Он ухмыльнулся своей фирменной улыбочкой, которую, похоже, не раз репетировал перед зеркалом. По прогрессирующей легкости в придании лицу выражения циничности и хищности я мог точно сказать, сколько времени он простоял перед зеркалом. Месяц тому назад я притаранил Алеку кассету с "Прирожденными убийцами", и он тут же начал "угорать" от фильма. Через неделю он прикупил круглые очки, которые нашел в киоске на привокзальной площади, через две купил магнитофонную кассету с саундтреком, а еще через неделю начал по поводу и без ухмыляться, нарабатывая прием, для придания крутости своему образу. Алек растягивал закрытый рот в широченной улыбке и немного приподнимал подбородок. Получалась чуть надменная ухмылка уверенного в себе хулигана. Несколько раз я говорил ему, что он слишком часто пользуется этим приемом, но после случая, когда Алек разрулил наезд пятерых гопников возле ларька с пивом, я стал спокойнее относиться к этой его слабости, в конце концов, некий практический смысл в этом был. Его святая вера во все решающую силу понтов меня поражала. Немного позже подоспело "Криминальное чтиво", и Алек начал цитировать псалмы из Библии. Желание выглядеть круче, чем он есть на самом деле, одно из важнейших для подростка. Повадки, мимика, походка, стиль одежды, жаргон и интонации, все перенимается у продвинутых образчиков и применяется на практике. В итоге, чем тщательнее реципиент копирует, тем смешнее он выглядит, хотя бывают исключения, когда человек начинает верить в свой заимствованный образ настолько, что перестает жить собственной жизнью, и тогда комедия превращается в трагедию. Алек был на полпути к трагедии, возможно поэтому.
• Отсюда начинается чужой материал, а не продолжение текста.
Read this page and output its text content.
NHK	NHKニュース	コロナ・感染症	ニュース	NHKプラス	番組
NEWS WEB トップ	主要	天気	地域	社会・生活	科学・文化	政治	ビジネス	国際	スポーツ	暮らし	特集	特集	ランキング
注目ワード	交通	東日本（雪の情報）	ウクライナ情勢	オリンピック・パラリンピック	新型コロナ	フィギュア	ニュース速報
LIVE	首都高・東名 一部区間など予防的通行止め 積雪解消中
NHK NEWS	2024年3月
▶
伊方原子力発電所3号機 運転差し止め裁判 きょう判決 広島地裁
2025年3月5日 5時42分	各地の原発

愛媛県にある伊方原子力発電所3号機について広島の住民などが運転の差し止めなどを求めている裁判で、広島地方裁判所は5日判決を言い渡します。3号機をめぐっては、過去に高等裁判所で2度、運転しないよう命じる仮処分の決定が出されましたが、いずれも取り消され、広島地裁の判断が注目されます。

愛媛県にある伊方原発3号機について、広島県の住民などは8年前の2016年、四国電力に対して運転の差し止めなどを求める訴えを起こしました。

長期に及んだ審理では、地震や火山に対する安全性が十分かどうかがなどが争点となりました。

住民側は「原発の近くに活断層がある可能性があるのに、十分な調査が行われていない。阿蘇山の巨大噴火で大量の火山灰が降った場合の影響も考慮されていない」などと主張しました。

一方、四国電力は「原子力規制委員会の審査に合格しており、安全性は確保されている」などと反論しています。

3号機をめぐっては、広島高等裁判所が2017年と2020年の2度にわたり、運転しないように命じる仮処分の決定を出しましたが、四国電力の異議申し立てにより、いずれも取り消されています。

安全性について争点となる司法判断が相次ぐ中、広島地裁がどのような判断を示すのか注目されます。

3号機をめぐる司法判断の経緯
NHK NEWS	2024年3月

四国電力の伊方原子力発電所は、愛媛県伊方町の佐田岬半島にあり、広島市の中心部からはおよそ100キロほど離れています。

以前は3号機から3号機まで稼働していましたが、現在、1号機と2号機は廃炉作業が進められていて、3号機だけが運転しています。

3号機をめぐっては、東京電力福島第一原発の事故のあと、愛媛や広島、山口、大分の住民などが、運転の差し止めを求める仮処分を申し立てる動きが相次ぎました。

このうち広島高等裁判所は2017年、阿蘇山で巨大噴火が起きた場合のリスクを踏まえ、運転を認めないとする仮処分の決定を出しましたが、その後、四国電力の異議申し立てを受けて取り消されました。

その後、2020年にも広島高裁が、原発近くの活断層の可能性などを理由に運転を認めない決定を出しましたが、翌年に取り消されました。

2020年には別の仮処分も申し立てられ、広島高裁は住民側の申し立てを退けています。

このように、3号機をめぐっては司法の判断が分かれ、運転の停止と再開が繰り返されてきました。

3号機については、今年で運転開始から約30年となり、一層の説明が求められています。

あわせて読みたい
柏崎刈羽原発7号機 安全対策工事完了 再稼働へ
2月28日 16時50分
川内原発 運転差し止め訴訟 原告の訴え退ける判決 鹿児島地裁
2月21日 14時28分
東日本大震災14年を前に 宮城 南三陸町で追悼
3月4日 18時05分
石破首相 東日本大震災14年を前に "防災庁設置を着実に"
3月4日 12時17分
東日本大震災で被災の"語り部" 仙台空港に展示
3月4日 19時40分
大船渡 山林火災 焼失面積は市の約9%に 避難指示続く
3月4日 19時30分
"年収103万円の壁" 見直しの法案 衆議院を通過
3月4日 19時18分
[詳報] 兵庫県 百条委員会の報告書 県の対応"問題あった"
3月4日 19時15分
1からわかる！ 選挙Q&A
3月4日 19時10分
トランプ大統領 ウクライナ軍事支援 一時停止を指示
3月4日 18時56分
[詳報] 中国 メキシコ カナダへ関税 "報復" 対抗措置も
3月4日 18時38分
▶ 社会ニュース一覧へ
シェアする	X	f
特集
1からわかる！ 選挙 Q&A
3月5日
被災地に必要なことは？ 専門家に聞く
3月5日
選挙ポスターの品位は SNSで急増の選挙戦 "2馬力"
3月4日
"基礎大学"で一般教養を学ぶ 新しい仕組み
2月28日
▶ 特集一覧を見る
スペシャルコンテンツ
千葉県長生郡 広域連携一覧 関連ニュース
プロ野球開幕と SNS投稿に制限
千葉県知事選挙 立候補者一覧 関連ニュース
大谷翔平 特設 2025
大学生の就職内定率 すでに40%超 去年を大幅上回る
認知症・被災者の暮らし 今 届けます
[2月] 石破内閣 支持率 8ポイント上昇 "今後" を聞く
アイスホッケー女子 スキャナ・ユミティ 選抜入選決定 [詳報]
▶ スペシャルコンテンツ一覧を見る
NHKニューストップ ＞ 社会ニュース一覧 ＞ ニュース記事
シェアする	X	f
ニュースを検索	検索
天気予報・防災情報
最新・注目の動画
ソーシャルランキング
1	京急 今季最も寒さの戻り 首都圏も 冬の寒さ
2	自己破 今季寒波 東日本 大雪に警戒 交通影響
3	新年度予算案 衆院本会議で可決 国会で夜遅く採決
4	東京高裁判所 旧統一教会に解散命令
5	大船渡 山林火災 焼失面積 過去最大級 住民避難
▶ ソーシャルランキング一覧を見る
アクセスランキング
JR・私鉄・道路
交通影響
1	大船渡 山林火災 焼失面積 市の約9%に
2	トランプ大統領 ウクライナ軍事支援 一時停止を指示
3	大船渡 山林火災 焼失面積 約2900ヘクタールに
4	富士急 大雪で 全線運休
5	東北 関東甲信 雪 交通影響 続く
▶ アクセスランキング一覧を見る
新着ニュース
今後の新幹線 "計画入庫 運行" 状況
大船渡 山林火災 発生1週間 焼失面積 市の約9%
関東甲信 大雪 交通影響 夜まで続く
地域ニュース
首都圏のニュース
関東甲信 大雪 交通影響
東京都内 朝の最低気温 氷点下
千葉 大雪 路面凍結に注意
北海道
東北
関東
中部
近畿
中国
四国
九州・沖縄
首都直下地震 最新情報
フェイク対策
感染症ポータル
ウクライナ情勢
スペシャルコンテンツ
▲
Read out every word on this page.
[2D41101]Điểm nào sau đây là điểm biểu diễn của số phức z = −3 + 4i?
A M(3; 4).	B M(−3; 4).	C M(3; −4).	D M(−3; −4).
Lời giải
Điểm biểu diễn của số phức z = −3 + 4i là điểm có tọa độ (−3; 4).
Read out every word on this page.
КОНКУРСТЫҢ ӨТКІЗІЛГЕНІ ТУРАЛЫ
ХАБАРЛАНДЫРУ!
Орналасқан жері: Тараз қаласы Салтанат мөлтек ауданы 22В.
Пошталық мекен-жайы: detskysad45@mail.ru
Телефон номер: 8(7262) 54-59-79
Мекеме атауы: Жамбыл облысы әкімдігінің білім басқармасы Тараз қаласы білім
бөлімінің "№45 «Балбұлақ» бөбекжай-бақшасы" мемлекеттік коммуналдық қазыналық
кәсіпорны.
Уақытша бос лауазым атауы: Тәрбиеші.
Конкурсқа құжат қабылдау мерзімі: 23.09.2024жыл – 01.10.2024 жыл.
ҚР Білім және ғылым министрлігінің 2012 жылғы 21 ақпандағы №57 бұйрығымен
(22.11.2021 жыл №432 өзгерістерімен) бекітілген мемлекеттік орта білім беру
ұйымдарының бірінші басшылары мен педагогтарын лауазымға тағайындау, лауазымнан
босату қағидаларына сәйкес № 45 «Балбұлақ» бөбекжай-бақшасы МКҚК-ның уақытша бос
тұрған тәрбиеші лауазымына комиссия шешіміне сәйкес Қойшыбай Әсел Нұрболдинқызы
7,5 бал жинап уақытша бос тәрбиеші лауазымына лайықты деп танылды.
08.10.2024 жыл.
– Вот че ты лыбишься, а? Там телки привередливые, там бабки нужны, чтобы что-то получилось, – сейчас меня действительно раздражила его неуместная ухмылка.

– Все путем. Пивом разгонимся, там по водке возьмем, а сосок и так раскрутим.

– Вот не пойму я, ты дурак или прикидываешься?

– Да все ништяк будет, дружище, – он опять отработано ухмыльнулся и похлопал меня по плечу.

– Бля..., какой ты ребенок на самом деле. Ладно, поехали. На семичасовую электричку как раз успеваем, к девяти на месте будем.

Из-за экономии фонари на платформе горели через один. Зеленая электричка, громыхая, вползла в желтеющую тополями долину станции. Редкие вечерние пассажиры в сторону города, зябко прохаживаясь, курили, выдыхая в прохладный сырой воздух клубы табачного дыма. Мы тоже курили. Кончики сигарет при каждой затяжке ярко вспыхивали и искрили. "Мальборо" в наших палестинах продавалось по двадцать-двадцать пять тысяч, и его много подделывали, поэтому мы курили дешевую честную "Магну" за восемь тысяч.

– Ты знаешь, что в американские сигареты добавляют селитру, чтобы они быстро тлели? – спросил я, рассматривая потрескивающий и рассыпающийся искрами кончик своей сигареты.

– Зачем американцам добавлять селитру? – Алек с интересом взглянул на свою сигарету.

– Бля, я же сказал: "Чтобы они быстро тлели".

– И что?

– А то, что быстро тлеют – больше расход, больше расход – больше прибыль. Прикинь?

Электричка остановилась и с шипением распахнула свои неисправные пневматические двери.

– В натуре хитрые, – Алек затянулся так, что его сигарета мгновенно истлела до фильтра. – Да, наши так не горят, а этими я с одной только-только накуриваюсь, – Алек сплюнул за перила платформы и выбросил туда же бычок.

– Все, погнали, – я тоже бросил под ноги бычок и шагнул в тамбур.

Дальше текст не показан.